A Friday Tradition: Italian and Jewish Influences Make for an Eclectic Shabbat Dinner

Italian and Jewish influences make for an eclectic Shabbat dinner
By Annie Wu, Epoch Times
February 14, 2018 Updated: February 14, 2018    

SOUTH ORANGE, N.J.—Her voice sang clearly across the room, warm and sweet.

Shabbat is centered around the family, a celebration of bonds between loved ones, a time to cherish each other’s company.

The tradition commences with a meal every Friday evening. Each member of the household plays a role. Shannon Sarna, the mother, nourishes the family with sustaining food.

Sarna and her husband take turns singing a prayer, then sip from the same wine chalice. They softly utter blessings to their two young children. After planting a kiss on top of their heads, the breaking of bread begins.

The dishes on the dinner table are an eclectic mix of Italian and Jewish influences: challah bread infused with garlic and rosemary, pasta with meatballs, an Eastern European cucumber salad, and hummus sprinkled with za’atar.

Sarna is a food blogger who documents her experiments with Jewish cuisine online. She also recently released a cookbook with her takes on traditional Jewish pastries, “Modern Jewish Baker: Challah, Babka, Bagels & More.”

Sarna tends to her daughter Billie. (Samira Bouaou/The Epoch Times)

But Sarna didn’t grow up with Jewish cooking at home. Her Italian mother made Sunday suppers and weeknight dinners with a spread of Italian-American dishes like eggplant parm, red sauce pastas, and antipasti.

“It was very important that the TV was off. Nobody was on their cellphones, scrolling through Facebook. It was really a time to sit and eat as a family, and talk and be silly also. My dad would look for ways to tease us and drive us crazy,” she said.
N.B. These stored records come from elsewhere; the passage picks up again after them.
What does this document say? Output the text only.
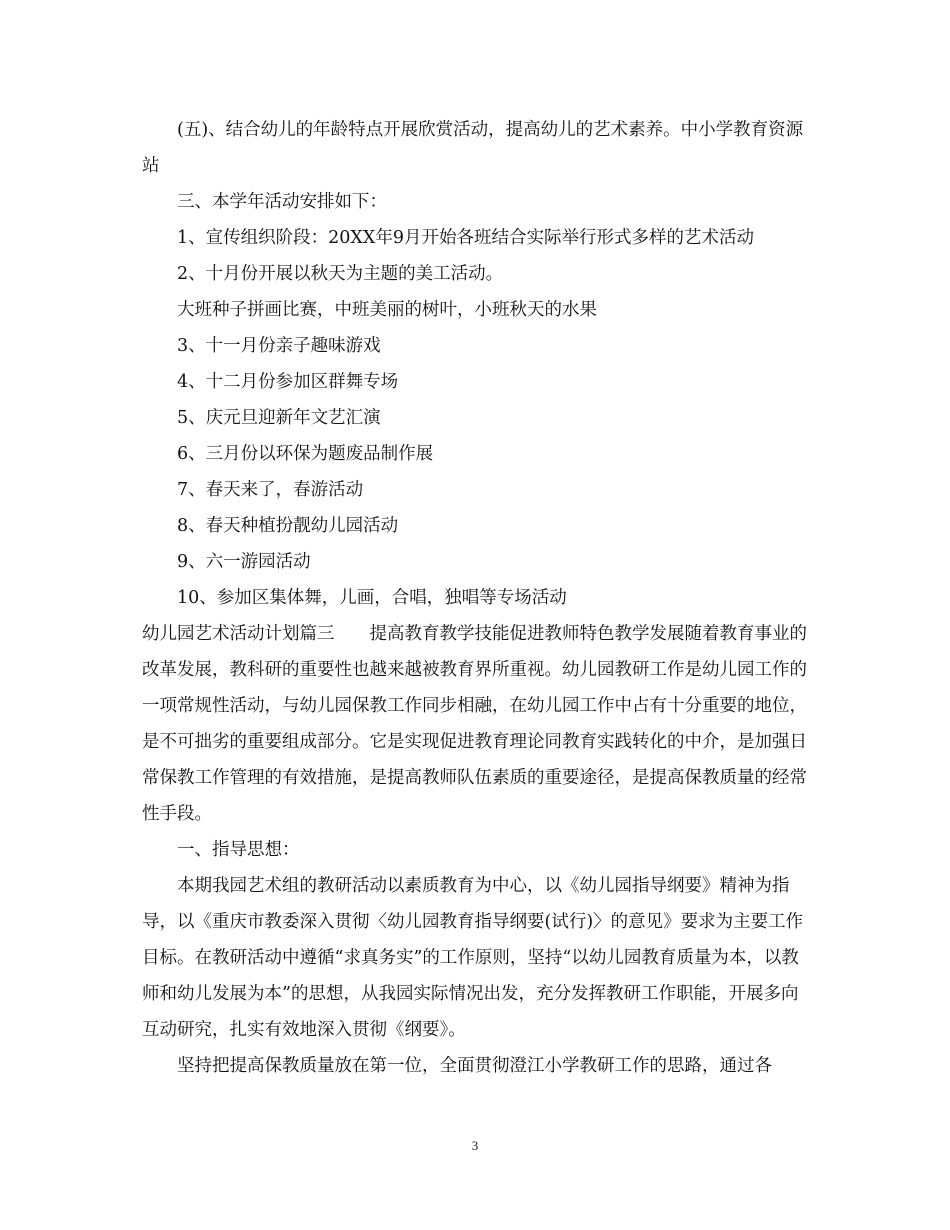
(五)、结合幼儿的年龄特点开展欣赏活动，提高幼儿的艺术素养。中小学教育资源站

三、本学年活动安排如下：

1、宣传组织阶段：20XX年9月开始各班结合实际举行形式多样的艺术活动

2、十月份开展以秋天为主题的美工活动。

大班种子拼画比赛，中班美丽的树叶，小班秋天的水果

3、十一月份亲子趣味游戏

4、十二月份参加区群舞专场

5、庆元旦迎新年文艺汇演

6、三月份以环保为题废品制作展

7、春天来了，春游活动

8、春天种植扮靓幼儿园活动

9、六一游园活动

10、参加区集体舞，儿画，合唱，独唱等专场活动

幼儿园艺术活动计划篇三　　提高教育教学技能促进教师特色教学发展随着教育事业的改革发展，教科研的重要性也越来越被教育界所重视。幼儿园教研工作是幼儿园工作的一项常规性活动，与幼儿园保教工作同步相融，在幼儿园工作中占有十分重要的地位，是不可拙劣的重要组成部分。它是实现促进教育理论同教育实践转化的中介，是加强日常保教工作管理的有效措施，是提高教师队伍素质的重要途径，是提高保教质量的经常性手段。

一、指导思想：

本期我园艺术组的教研活动以素质教育为中心，以《幼儿园指导纲要》精神为指导，以《重庆市教委深入贯彻〈幼儿园教育指导纲要(试行)〉的意见》要求为主要工作目标。在教研活动中遵循“求真务实”的工作原则，坚持“以幼儿园教育质量为本，以教师和幼儿发展为本”的思想，从我园实际情况出发，充分发挥教研工作职能，开展多向互动研究，扎实有效地深入贯彻《纲要》。

坚持把提高保教质量放在第一位，全面贯彻澄江小学教研工作的思路，通过各

3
Her father’s side of the family was Jewish, but the food did not appeal to her. “Grandma wasn’t a good cook,” Sarna said with a bashful smile. During the Jewish holidays, her grandmother would prepare a feast with dishes from Ashkenazi Jewish cuisine. But they didn’t taste right to her.

Shaping the challah dough. (Samira Bouaou/The Epoch Times)

It was only after meeting Jonathan Goldberg, now her husband, that she understood the culinary possibilities in Ashkenazi dishes. Jonathan showed her his family recipes passed down from his grandmother, who was an excellent cook. Among her specialties was a most satisfying potato kugel, crispy and baked to golden perfection. Sarna wrote out the recipe with the help of her husband and published it on a popular Jewish cooking blog.

“Baba Billie loved to cook, really loved feeding people. Her legacy could live on through the recipe, which other people all over the world will make now,” she said.

Family Traditions

Every Friday, Sarna takes the day off to get Shabbat dinner ready.

It can be chaos in the kitchen with Sarna’s two young daughters in tow. Ella, who calls herself the Shabbat princess, twirls around in her poofy dress. She shows off the songs she’s learned, while little Billie—named after Grandma Billie—in baby talk, demands food.

After being denied sampling the homemade rugelach, babka, and Italian rainbow cookies lying on the table, Billie begins to whine. Sarna plucks her from the floor and puts her into a high chair for a pre-dinner snack.

Rugelach, Italian cookies, and babka for dessert. (Samira Bouaou/The Epoch Times)

Eventually, Sarna is carrying Billie in one arm while tending to the challah baking in the oven and the big pot of boiling water for the pasta. Ella wanders into the kitchen, curious to see what is going on. In the living room, Otis and Babka, two stately black labrador mixes, perk up at the sound of lightning and start barking loudly.

The family dog, Otis, resting in the dining room. (Samira Bouaou/The Epoch Times)

Sarna manages to quiet the dogs and direct traffic, summoning everyone to the dining room—including Otis, who settles underneath the table. After prayers, Ella and Billie dig into their pasta, tossed in with those gratifying meatballs Sarna learned to make from her late mother—modified to be kosher-friendly by soaking the breadcrumbs in water instead of milk. Sarna and her husband discuss the minutiae of family life: plans for Ella to visit her grandparents, the eggplants that Jonathan recently grilled but Sarna didn’t like. She salvaged them by making baba ganoush for the table: mashed eggplant with parsley, lemon, and tahini.

Everyone sits down for Shabbat dinner. (Samira Bouaou/The Epoch Times)

After Ella is finished with her plate, Billie wanders to her spot, nibbling on the leftovers. She gets tomato sauce all over her face, prompting laughs from everyone.

Billie nibbles on some pasta. (Samira Bouaou/The Epoch Times)

All are satiated. Sarna is exhausted. Ella says she can’t wait to stay up a little later tonight: the whole family will watch a movie in bed. It’s a ritual that Jonathan and his family observed when he was a young boy.